The Alicorn stood as before. To the stallion, this
was
before; no awareness of his prior fate remained in his memory. The double disaster had been undone. The beast was still magnificent—but now Norton and the Elf had firsthand evidence as to why the Evil Sorceress had not approached him. Without the Word, approach was death.

What
was
that Word? They had to come up with it—and Norton was sure that no random search would do it. If there was a Word, it had to be well hidden.

Excelsia peeked through the hole and saw the Alicorn. “Ooooo!” she exclaimed melodiously, starting forward.

Norton moved to intercept her, and she stopped. “I was not going in there,” she said somewhat insincerely. “He’s so beautiful. All my young, pretty, innocent life—”

“Let’s try words again,” the Elf suggested. “Do we have any better way?”

“Do we?” Norton echoed. He was not pleased with himself. He had met the Damsel, acquired the Enchanted Sword, slain the Evil Sorceress—approximately—and the Dragon, and now was balked by what should have been the simplest aspect of this adventure: speaking a Word to an animal.

Squeeze.

Could it be? “Sning—you say there is?”

Squeeze.

“You know it?”

Squeeze.

“A way we can learn the Word quickly?” Squeeze.

“Well, let’s get to it!” He looked up at the other two. “Sning can help us find the Word. All I have to do is find the right questions to ask him.”

“That’s one mighty useful snake,” the Elf remarked.

“Even if he weren’t, I would value him,” Norton said. “He was given to me by one I—”

SQUEEZE! SQUEEZE! SQUEEZE!

Norton froze. He trusted Sning’s warning—but what was its nature? Had he been about to say something wrong?

Squeeze.

Oh, yes—he kept forgetting that he did not have to speak his questions aloud.
You object to my speaking of your value to me?
he thought.

Squeeze, squeeze.

Is there some other threat?

Squeeze.

Some new monster approaching?

Squeeze, squeeze.

Norton pondered. The Elf and the Damsel watched him, mutually perplexed. They judged him to be an odd one.
Some error in what I’m saying?

Squeeze, squeeze, squeeze.

This was difficult!
Something all right to think, but not to speak?

Sning hesitated, then gave one squeeze.

What could that be? Norton glanced at the Elf. “I was about to say something wrong, so Sning warned me. But I haven’t figured out what—”

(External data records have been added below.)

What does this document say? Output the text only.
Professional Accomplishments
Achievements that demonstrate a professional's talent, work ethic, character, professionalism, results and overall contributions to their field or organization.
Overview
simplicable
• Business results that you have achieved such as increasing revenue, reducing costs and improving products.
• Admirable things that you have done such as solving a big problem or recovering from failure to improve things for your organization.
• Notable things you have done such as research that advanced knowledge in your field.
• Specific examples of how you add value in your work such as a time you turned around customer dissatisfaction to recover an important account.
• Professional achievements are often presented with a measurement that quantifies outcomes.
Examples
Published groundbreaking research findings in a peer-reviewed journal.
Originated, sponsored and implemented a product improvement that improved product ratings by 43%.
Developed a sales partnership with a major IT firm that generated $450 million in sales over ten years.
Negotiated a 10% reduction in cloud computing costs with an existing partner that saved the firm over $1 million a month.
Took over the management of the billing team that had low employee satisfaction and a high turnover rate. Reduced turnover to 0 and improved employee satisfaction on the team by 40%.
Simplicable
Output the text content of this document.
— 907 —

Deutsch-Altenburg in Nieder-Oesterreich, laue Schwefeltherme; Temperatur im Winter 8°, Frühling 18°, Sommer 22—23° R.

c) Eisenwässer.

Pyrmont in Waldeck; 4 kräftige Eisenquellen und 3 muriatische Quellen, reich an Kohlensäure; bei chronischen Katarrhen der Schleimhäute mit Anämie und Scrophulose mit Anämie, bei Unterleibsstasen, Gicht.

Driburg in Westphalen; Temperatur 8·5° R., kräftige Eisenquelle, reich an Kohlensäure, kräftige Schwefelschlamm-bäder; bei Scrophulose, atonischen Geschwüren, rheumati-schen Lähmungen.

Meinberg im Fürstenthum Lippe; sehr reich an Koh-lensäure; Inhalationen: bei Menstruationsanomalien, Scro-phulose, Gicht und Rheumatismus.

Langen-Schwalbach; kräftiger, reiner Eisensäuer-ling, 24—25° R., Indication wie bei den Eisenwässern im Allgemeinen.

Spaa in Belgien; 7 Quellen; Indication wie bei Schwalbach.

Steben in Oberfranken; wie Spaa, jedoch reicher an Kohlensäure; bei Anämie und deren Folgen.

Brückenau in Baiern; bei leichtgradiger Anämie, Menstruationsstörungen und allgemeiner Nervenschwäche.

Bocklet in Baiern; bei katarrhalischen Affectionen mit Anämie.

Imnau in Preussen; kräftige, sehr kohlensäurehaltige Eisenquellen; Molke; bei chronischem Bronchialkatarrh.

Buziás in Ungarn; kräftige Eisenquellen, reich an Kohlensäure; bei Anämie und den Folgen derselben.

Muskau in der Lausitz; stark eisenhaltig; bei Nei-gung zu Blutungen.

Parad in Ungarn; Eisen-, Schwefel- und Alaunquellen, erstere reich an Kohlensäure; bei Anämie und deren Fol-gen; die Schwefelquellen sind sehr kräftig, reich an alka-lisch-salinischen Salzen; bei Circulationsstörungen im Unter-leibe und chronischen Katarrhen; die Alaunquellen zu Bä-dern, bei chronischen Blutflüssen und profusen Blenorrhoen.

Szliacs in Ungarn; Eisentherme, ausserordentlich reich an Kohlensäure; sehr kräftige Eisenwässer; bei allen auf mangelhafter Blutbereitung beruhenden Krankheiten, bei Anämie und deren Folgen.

“The Word,” the Elf said wisely.

“The Word!” Norton and Excelsia repeated together, and Sning squeezed affirmatively.

“But why should it be wrong to—?”

“Ah, we have all been fools!” the Elf cried. “Know ye not that the power of a Word adheres to him who speaks it? If you had spoken it—”

Now Norton understood. “Then the Alicorn would be tamed by me—”

“And by no one else,” the Elf agreed. “I knew, but I forgot. A century of mud on my brain may have dulled it. ’Tis folly for us all to be crying out words; only the lass must speak that one to the steed. She be the one who wants him.”

“I had somehow thought the Alicorn would be completely tamed,” Norton said. “So anyone could approach him.”